Background: The use of anthracycline chemotherapy is limited by the occurrence of cardiotoxicity. To prevent this cardiotoxicity, different anthracycline dosage schedules have been studied.
Objectives: To determine the occurrence of cardiotoxicity with the use of different anthracycline dosage schedules (i.e. peak doses and infusion durations) in cancer patients.
Search strategy: We searched the databases of The Cochrane Register of Controlled Trials (CENTRAL) (The Cochrane Library, Issue 4, 2008), MEDLINE (1966 to November 2008) and EMBASE (1980 to November 2008). Also, we searched reference lists of relevant articles, conference proceedings and ongoing trials databases.
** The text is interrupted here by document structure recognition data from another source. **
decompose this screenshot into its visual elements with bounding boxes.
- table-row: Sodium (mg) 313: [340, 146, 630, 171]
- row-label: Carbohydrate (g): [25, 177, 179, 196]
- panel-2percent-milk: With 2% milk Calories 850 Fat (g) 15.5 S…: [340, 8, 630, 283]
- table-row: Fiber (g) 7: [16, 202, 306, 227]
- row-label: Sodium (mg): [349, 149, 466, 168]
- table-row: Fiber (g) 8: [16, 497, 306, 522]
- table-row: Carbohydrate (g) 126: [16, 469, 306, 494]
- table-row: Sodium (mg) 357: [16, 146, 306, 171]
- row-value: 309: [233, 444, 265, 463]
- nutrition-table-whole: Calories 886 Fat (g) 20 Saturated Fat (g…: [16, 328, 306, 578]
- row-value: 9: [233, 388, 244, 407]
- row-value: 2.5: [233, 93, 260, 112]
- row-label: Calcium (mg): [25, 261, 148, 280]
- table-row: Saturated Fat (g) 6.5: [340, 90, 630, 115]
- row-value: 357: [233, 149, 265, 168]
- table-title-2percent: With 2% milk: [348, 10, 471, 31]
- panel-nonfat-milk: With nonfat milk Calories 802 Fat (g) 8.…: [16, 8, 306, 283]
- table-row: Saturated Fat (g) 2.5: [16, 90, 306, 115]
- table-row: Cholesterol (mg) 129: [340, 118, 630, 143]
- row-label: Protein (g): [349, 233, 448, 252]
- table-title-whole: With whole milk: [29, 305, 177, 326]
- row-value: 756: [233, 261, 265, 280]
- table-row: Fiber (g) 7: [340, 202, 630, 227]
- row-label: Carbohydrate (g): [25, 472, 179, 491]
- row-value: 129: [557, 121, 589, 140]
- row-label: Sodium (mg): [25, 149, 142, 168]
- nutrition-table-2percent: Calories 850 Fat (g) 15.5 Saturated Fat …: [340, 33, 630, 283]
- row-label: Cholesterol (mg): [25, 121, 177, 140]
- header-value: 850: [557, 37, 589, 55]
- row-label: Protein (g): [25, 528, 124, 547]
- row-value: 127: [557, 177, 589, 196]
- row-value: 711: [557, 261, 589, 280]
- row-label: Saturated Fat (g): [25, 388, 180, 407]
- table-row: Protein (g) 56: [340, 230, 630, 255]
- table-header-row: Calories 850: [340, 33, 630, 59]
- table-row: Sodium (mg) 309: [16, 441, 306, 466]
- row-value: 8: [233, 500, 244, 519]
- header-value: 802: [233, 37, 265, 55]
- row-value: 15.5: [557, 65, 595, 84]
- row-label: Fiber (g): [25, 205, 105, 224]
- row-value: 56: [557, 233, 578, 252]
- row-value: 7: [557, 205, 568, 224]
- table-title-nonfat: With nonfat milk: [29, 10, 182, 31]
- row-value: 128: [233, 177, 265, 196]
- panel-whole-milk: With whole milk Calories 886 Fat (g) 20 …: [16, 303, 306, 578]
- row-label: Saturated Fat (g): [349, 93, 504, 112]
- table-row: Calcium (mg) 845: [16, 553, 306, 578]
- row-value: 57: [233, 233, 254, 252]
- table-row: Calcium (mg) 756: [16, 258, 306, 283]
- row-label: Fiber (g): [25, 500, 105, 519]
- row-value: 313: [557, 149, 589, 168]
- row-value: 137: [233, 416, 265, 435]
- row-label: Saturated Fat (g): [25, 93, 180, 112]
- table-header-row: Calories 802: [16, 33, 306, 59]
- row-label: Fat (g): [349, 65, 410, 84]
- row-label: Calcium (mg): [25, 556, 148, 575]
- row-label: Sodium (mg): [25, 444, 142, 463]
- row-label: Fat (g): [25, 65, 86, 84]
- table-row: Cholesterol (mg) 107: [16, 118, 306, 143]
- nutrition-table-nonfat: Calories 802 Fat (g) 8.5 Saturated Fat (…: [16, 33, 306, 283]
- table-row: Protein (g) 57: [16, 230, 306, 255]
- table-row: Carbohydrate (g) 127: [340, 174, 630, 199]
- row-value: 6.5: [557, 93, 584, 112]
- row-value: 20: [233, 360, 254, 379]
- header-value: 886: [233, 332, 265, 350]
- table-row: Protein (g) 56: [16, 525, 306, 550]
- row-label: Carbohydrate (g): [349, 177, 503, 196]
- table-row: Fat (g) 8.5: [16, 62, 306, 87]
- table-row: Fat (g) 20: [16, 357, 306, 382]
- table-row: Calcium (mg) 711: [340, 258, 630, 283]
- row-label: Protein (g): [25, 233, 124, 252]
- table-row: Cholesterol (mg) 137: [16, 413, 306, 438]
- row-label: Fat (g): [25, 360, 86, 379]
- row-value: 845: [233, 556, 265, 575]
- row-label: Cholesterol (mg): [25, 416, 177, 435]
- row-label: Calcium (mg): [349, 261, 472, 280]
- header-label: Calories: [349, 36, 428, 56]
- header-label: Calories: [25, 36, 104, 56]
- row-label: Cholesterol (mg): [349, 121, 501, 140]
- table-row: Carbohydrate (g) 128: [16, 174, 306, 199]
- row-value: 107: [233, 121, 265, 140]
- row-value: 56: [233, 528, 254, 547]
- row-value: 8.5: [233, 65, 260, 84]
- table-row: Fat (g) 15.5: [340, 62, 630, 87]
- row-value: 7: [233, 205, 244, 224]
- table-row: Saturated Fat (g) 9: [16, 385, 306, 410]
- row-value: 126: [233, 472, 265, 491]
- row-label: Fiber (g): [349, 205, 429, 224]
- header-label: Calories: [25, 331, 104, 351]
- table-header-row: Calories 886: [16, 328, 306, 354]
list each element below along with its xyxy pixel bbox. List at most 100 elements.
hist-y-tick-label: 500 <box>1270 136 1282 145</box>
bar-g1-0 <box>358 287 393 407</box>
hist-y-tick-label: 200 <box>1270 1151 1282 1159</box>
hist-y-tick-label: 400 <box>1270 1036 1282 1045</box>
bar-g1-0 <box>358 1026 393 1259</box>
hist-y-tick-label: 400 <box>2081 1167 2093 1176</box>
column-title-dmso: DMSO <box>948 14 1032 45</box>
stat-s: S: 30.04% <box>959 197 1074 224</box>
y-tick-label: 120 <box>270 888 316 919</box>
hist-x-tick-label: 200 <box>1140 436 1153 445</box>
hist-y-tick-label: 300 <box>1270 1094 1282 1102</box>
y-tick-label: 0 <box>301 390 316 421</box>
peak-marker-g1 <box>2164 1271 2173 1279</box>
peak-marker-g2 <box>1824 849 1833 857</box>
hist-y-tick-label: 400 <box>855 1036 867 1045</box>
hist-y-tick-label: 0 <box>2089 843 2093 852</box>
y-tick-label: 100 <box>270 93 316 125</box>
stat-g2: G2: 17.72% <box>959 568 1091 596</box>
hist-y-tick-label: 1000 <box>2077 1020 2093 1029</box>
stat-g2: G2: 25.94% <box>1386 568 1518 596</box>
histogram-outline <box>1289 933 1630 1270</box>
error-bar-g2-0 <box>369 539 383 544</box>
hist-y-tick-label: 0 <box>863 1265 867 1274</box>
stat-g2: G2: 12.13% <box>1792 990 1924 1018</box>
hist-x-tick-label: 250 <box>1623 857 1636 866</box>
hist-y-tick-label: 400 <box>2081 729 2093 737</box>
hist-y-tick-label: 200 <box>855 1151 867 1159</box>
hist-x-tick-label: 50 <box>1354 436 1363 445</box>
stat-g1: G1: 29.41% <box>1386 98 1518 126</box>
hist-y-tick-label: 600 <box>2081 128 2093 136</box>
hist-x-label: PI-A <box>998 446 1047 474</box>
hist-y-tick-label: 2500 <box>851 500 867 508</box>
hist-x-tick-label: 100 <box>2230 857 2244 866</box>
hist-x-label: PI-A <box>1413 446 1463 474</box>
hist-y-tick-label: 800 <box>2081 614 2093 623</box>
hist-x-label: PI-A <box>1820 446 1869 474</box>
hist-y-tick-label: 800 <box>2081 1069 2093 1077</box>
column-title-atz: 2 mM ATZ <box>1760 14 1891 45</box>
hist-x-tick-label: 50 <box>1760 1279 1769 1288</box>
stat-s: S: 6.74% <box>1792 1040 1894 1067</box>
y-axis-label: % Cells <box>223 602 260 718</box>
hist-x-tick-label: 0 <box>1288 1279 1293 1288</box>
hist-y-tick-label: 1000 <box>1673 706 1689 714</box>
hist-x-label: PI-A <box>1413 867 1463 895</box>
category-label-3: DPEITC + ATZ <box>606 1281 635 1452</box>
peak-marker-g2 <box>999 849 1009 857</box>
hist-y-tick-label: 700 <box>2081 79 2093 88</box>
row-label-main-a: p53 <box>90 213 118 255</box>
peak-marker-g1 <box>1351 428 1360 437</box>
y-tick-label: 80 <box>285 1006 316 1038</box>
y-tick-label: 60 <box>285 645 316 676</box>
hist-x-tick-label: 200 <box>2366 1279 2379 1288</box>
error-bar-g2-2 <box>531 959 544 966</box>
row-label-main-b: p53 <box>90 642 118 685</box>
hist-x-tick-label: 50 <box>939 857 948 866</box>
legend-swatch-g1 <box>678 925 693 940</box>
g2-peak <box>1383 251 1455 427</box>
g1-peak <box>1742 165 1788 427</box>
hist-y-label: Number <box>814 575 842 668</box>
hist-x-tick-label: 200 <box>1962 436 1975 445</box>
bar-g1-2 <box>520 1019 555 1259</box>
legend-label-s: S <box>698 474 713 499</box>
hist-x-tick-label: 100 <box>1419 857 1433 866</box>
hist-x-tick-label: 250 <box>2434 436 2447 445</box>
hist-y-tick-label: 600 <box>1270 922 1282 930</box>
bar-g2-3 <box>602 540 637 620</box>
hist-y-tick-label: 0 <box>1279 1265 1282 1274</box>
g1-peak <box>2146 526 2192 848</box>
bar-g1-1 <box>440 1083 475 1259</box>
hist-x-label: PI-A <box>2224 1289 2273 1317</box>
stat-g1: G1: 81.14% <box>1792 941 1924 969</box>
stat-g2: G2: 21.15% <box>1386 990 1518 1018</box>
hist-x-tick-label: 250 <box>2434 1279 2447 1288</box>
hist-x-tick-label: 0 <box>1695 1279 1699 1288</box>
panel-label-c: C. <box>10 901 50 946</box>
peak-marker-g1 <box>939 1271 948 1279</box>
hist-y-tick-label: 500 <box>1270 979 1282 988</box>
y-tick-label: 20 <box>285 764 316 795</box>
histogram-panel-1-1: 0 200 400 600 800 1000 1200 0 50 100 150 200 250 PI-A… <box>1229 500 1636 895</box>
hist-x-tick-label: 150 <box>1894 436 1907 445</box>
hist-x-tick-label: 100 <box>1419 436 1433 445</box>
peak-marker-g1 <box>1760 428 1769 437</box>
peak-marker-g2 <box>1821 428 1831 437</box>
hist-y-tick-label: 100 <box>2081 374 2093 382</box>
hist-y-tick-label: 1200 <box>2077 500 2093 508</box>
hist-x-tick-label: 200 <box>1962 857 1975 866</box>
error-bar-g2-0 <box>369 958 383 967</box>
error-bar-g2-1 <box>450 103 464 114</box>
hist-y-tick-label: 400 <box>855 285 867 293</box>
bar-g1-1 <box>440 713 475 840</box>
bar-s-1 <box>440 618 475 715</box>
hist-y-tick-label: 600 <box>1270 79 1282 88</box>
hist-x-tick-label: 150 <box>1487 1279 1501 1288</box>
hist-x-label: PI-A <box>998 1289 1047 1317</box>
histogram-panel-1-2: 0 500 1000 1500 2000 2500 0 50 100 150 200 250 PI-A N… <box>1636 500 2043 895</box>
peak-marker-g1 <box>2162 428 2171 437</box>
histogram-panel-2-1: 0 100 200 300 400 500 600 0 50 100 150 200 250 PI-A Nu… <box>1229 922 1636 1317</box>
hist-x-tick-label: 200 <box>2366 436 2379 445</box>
Selection criteria: Randomised controlled trials (RCTs) in which different anthracycline dosage schedules were compared in cancer patients (children and adults).
Data collection and analysis: Two authors independently performed the study selection, the risk of bias assessment and the data-extraction.
Main results: We identified seven RCTs addressing different anthracycline infusion durations. The meta-analysis showed a statistically significant lower rate of clinical heart failure with an infusion duration of 6 hours or longer as compared to a shorter infusion duration (relative risk (RR) = 0.27; 95% confidence interval (CI) 0.09 to 0.81; 5 studies; 557 patients). The majority of patients included in these studies were adults with different solid tumours. For different anthracycline peak doses we identified two RCTs addressing a doxorubicin peak dose of less than 60 mg/m(2) versus 60 mg/m(2) or more, one RCT addressing a liposomal doxorubicin peak dose of 25 mg/m(2) versus 50 mg/m(2) and one RCT addressing an epirubicin peak dose of 83 mg/m(2) versus 110 mg/m(2). In none of the studies a significant difference in the occurrence of clinical heart failure was identified. All patients included in these studies were adults with different solid tumours.
Authors' conclusions: An anthracycline infusion duration of six hours or longer reduces the risk of clinical heart failure and it seems to reduce the risk of subclinical cardiac damage. Since there is only a small amount of data for children and data obtained in adults cannot be extrapolated to children, different anthracycline infusion durations should be evaluated further in children.No significant difference in the occurrence of clinical heart failure was identified in patients treated with a doxorubicin peak dose of less than 60 mg/m(2) or 60 mg/m(2) or more. For the other identified peak doses only one RCT was available, so no definitive conclusions can be made about the occurrence of cardiotoxicity. More high quality research is needed, both in children and adults and in leukaemias and solid tumours.